Exploring the Data#
In this notebook, we’ll explore the dataset included with Herculano-Houzel et al. (2015) “Mammalian Brains Are Made of These”.
import pandas as pd
import numpy as np
import matplotlib.pyplot as plt
%config InlineBackend.figure_format = 'retina'
import seaborn as sns
# Get the data from the "raw" version of the file hosted on our GitHub
!wget https://raw.githubusercontent.com/NeuralDataScience/NeuralDataScience.github.io/refs/heads/master/Data/species_brainmass_neurons.csv
# Open the csv and assign to a dataframe called "data"
data = pd.read_csv('species_brainmass_neurons.csv')
data.head()
--2025-07-30 12:21:00-- https://raw.githubusercontent.com/NeuralDataScience/NeuralDataScience.github.io/refs/heads/master/Data/species_brainmass_neurons.csv
Resolving raw.githubusercontent.com (raw.githubusercontent.com)... 2606:50c0:8003::154, 2606:50c0:8002::154, 2606:50c0:8001::154, ...
Connecting to raw.githubusercontent.com (raw.githubusercontent.com)|2606:50c0:8003::154|:443... connected.
HTTP request sent, awaiting response...
200 OK
Length: 3649 (3.6K) [text/plain]
Saving to: ‘species_brainmass_neurons.csv.1’
species_b 0%[ ] 0 --.-KB/s
species_brainmass_n 100%[===================>] 3.56K --.-KB/s in 0s
2025-07-30 12:21:00 (8.51 MB/s) - ‘species_brainmass_neurons.csv.1’ saved [3649/3649]

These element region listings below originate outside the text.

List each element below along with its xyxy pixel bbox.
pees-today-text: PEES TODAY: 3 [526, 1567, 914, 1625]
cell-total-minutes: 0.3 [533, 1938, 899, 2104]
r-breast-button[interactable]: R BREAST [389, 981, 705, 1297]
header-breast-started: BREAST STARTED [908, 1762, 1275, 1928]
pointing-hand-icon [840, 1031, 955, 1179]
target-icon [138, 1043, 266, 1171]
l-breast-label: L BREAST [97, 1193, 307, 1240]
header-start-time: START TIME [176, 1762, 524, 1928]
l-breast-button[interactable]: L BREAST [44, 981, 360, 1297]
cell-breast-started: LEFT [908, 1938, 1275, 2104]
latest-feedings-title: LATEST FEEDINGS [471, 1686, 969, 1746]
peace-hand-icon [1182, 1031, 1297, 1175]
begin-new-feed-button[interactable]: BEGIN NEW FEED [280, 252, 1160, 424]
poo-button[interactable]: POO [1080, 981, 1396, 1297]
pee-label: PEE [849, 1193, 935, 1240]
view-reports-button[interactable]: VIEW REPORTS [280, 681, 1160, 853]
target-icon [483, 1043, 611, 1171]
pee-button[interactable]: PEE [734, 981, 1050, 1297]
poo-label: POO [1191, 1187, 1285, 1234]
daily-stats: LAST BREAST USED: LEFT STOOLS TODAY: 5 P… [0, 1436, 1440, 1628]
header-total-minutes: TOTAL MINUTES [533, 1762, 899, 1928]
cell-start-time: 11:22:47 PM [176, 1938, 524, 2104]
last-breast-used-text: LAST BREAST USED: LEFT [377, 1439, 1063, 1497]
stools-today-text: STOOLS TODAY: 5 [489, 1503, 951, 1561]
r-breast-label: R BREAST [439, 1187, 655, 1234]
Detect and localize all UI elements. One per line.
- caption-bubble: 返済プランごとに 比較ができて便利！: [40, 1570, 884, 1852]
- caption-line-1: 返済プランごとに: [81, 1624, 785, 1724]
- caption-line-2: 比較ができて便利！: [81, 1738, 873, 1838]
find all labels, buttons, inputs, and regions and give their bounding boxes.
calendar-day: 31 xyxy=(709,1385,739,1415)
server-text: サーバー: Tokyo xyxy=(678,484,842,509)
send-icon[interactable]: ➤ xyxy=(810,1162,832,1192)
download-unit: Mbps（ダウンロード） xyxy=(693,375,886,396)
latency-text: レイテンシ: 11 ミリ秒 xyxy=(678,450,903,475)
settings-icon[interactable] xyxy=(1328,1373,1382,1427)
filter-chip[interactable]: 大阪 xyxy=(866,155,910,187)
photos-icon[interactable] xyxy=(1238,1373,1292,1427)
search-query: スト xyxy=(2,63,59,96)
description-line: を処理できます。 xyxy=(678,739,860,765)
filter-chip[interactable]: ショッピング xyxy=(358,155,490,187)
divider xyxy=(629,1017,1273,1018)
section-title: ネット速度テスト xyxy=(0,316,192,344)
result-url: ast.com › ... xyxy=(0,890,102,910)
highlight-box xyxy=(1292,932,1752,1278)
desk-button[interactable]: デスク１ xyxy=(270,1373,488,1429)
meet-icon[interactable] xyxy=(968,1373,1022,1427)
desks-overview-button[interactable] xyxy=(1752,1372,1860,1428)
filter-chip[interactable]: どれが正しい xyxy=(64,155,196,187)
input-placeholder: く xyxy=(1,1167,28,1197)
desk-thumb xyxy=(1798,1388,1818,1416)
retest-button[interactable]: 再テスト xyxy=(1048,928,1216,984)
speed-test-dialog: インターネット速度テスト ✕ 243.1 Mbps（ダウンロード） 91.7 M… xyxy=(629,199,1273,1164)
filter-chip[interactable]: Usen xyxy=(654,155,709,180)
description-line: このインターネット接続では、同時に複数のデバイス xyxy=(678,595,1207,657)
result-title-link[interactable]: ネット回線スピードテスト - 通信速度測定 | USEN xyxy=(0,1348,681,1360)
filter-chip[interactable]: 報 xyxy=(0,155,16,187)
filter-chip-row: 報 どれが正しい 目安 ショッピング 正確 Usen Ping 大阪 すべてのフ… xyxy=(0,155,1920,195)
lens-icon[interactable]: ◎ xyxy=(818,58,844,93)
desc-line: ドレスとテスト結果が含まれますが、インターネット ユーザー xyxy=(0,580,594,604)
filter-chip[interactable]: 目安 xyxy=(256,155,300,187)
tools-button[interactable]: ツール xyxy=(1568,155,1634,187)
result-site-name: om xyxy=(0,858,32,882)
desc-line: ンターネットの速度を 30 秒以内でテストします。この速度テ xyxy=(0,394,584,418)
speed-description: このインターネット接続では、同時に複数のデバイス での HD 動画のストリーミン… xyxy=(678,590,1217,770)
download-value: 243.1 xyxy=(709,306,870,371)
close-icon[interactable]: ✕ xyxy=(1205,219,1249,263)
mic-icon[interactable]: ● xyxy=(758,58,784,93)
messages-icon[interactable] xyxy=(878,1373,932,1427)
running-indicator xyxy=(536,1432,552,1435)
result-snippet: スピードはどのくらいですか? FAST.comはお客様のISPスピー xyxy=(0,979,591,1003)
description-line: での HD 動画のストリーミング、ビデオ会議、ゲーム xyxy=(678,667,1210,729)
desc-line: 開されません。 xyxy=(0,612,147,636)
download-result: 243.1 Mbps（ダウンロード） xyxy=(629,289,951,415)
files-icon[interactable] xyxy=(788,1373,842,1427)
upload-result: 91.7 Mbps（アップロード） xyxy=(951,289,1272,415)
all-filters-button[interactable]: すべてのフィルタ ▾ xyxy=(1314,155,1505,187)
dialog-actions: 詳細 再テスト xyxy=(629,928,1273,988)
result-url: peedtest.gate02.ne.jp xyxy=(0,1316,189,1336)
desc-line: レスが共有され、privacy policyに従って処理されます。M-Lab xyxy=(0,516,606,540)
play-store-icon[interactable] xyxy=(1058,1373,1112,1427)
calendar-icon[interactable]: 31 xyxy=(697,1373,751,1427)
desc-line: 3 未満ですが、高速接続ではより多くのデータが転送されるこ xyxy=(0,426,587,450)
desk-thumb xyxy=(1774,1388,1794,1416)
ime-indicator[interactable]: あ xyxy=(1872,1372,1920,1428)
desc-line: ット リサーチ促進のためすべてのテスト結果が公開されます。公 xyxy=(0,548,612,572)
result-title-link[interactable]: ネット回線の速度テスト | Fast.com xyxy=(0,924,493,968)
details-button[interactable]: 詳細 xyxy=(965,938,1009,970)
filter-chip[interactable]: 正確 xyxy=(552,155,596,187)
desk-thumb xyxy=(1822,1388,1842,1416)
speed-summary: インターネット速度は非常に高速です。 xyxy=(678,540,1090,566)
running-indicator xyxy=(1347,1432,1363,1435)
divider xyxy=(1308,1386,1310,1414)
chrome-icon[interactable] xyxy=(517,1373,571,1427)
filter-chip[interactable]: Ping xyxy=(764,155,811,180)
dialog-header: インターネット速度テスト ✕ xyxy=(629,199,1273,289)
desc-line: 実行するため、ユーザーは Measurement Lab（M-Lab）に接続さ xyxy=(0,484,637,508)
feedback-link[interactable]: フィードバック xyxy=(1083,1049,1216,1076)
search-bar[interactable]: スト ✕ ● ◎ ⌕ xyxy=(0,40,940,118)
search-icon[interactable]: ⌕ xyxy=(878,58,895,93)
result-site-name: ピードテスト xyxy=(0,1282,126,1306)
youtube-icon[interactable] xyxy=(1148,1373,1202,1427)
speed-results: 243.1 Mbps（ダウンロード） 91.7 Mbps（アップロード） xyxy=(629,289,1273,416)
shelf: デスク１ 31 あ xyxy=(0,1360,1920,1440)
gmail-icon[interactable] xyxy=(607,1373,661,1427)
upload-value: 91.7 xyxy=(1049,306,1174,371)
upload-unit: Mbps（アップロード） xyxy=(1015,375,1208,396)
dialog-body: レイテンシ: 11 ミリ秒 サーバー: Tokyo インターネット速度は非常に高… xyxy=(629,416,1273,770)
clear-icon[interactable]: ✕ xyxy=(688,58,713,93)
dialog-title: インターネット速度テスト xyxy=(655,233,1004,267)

Species | Order | cortex_mass_g | Neurons | Other_cells | Neurons_mg | Other_cells_mg | Source | |
---|---|---|---|---|---|---|---|---|
0 | Sorex fumeus | Eulipotyphla | 0.084 | 9730000 | 9290000 | 116727 | 111754 | Sarko et al., 2009 |
1 | Mus musculus | Glires | 0.173 | 13688162 | 12061838 | 78672 | 68643 | Herculano-Houzel et al., 2006 |
2 | Blarina brevicauda | Eulipotyphla | 0.197 | 11876000 | 15820000 | 60214 | 80729 | Sarko et al., 2009 |
3 | Heterocephalus glaber | Glires | 0.184 | 6151875 | 8398125 | 33374 | 45894 | Herculano-Houzel et al., 2011 |
4 | Condylura cristata | Eulipotyphla | 0.420 | 17250000 | 32010000 | 40777 | 76995 | Sarko et al., 2009 |
One of the first steps in data exploration is checking the shape of the dataset:
data.shape
(38, 8)
data.columns
Index(['Species', 'Order', 'cortex_mass_g', 'Neurons', 'Other_cells',
'Neurons_mg', 'Other_cells_mg', 'Source'],
dtype='object')
fig,ax = plt.subplots(1,2,figsize=(10,4))
sns.histplot(data['Neurons'],ax=ax[0])
sns.kdeplot(data['Neurons'],ax=ax[1])
plt.show()
# Compute the cross correlation
corr = data.corr()
# Create axes, colormap, and plot a heatmap
fig,ax = plt.subplots(1,1,figsize=(4,3))
cmap = sns.diverging_palette(230, 20, as_cmap=True)
sns.heatmap(corr,cmap=cmap,annot=True)
plt.show()
/var/folders/xf/zpnqd_3d3m77t0w3b54_8ls80000gp/T/ipykernel_88540/619943810.py:2: FutureWarning: The default value of numeric_only in DataFrame.corr is deprecated. In a future version, it will default to False. Select only valid columns or specify the value of numeric_only to silence this warning.
corr = data.corr()

Bonus Challenges#
Can you use the NCBI esearch tool to look up information about the Herculano-Houzel et al. 2015 paper for this dataset?